京都を拠点に1980年代から第一線で活動している池垣タダヒコ。銅版画、ドローイング、立体作品などで知られる彼の2年ぶりの個展が、「ギャラリーノマル」(大阪市城東区)で6月17日からおこなわれます。

【写真】池垣タダヒコ ドローイング(2017年6月17日にノマルエディションより出版される池垣タダヒコ作品集『リボンと角柱』掲載作品)

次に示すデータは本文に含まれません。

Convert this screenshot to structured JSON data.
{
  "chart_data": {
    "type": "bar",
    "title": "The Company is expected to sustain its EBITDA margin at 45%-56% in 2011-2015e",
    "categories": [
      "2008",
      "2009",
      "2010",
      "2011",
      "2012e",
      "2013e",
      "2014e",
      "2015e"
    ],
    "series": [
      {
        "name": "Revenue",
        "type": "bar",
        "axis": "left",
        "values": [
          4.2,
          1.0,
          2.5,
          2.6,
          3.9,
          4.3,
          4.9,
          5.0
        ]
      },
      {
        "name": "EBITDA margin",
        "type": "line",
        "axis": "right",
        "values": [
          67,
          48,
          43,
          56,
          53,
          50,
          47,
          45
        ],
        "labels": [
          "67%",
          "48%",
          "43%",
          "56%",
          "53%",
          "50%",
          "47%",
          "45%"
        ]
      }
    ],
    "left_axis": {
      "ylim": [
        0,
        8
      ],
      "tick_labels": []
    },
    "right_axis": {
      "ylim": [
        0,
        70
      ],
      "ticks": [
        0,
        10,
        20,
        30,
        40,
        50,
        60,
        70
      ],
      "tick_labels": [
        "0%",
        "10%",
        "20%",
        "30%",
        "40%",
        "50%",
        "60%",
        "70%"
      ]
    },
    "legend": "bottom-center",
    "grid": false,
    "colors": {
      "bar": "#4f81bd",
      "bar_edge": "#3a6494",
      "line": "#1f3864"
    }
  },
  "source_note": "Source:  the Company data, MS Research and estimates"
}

池垣の作品の特徴は、自身のイマジネーションをダイレクトに具現化した線とイメージにあります。その自由奔放さはミュージシャンのアドリブ演奏に通じるライブ感があり、見る者を惹きつけてやみません。また、銅という素材にも思い入れが深く、カットした銅板をみ合わせた立体作品でも独自の世界を構築しています。彼は高校卒業後メキシコに3年間滞在し、同地の圧倒的なエネルギーから多大な影響を受けました。そして1977年に帰国して、美術の道に進みました。メキシコの文化・芸術は、20世紀前半の欧米や日本のアーティスト(岡本太郎、藤田嗣治、北川民次など)に大きな影響を与えています。彼らとは時代が異なりますが、池垣の芸術的ルーツがメキシコにあるのは間違いありません。

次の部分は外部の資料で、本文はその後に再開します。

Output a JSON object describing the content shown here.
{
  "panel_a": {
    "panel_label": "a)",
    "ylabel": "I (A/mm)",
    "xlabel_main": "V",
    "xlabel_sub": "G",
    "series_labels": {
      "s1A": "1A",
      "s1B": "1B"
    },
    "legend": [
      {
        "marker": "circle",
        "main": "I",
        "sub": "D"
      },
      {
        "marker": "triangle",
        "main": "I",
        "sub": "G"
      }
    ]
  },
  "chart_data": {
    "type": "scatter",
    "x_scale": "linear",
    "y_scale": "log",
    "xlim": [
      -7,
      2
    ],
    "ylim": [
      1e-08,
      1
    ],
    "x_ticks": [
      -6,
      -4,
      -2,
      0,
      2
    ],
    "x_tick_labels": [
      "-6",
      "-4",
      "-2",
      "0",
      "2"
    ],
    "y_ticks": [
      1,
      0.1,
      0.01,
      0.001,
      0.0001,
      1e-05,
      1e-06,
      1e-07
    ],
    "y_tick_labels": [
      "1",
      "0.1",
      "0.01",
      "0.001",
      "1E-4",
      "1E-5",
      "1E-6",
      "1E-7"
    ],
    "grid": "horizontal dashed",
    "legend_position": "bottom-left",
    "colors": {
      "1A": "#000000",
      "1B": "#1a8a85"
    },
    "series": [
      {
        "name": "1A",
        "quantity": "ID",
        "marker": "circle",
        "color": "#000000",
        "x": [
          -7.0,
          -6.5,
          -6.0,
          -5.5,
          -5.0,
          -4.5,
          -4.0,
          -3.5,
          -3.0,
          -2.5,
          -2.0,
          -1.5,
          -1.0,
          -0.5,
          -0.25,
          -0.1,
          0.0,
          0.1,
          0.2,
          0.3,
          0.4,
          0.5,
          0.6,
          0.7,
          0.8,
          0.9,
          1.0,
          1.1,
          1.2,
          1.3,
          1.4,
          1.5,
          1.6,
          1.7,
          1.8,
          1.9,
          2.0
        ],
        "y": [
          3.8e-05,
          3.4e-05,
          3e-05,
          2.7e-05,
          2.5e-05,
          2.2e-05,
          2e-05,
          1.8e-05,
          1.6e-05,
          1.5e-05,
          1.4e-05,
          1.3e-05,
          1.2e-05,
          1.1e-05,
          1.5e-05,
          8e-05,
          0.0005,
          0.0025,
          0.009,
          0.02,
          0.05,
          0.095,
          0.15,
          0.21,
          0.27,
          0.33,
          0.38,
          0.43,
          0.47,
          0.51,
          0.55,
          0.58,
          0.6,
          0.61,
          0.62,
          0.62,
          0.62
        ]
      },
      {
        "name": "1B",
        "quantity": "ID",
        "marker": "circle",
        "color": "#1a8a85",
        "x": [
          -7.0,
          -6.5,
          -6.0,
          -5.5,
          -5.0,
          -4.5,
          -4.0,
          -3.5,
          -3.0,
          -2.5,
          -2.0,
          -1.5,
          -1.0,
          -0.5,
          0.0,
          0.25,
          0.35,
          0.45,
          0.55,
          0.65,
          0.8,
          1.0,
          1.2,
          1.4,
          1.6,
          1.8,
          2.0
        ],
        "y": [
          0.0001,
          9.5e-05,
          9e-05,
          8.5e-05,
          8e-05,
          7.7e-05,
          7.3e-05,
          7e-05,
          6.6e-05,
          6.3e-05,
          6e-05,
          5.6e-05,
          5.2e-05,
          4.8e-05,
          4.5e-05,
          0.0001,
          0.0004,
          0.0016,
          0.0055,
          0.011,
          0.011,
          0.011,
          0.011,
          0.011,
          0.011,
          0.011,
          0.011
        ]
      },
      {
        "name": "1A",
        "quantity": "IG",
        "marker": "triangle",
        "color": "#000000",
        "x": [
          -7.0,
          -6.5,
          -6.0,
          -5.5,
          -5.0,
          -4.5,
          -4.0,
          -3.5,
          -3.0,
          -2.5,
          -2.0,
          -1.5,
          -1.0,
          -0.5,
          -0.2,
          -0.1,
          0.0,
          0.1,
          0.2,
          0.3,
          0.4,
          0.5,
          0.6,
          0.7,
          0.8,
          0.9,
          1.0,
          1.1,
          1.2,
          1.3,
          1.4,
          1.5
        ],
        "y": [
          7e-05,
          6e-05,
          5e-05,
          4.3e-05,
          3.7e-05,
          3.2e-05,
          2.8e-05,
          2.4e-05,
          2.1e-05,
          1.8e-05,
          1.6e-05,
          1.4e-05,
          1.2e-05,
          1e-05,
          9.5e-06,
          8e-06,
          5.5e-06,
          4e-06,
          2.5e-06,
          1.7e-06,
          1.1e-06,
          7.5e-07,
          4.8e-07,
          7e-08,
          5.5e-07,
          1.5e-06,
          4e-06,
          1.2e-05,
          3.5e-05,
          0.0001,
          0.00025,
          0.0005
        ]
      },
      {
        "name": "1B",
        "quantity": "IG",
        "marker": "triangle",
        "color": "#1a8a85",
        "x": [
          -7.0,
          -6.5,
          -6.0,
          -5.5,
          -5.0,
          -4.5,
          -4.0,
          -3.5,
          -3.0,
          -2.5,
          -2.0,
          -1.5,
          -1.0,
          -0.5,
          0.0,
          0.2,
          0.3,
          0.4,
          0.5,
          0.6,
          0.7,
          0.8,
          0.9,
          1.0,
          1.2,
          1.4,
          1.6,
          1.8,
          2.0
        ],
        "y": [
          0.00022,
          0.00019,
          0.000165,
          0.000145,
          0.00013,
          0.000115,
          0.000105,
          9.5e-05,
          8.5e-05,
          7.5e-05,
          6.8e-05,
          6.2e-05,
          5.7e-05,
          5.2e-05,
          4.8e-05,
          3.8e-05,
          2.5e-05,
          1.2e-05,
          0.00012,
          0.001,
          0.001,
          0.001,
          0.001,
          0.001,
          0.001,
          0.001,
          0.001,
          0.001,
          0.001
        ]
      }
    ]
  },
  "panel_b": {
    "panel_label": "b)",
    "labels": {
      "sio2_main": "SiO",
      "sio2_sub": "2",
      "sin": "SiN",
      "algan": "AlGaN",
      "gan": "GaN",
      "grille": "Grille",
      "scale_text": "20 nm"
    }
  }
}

本展は、池垣が日々描き溜めているドローイングなどを精選して約200ページにまとめた作品集『リボンと角柱』の出版を記念したもの。腐食させた銅板を組み立てて彩色を施した立体作品や、版画とドローイングとスナップ写真を組み合わせた新シリーズの平面作品など、新作と近作が披露されます。夏には台湾でも個展が行われるなど、ますます躍進する彼の現在を知る絶好の機会です。入場は無料。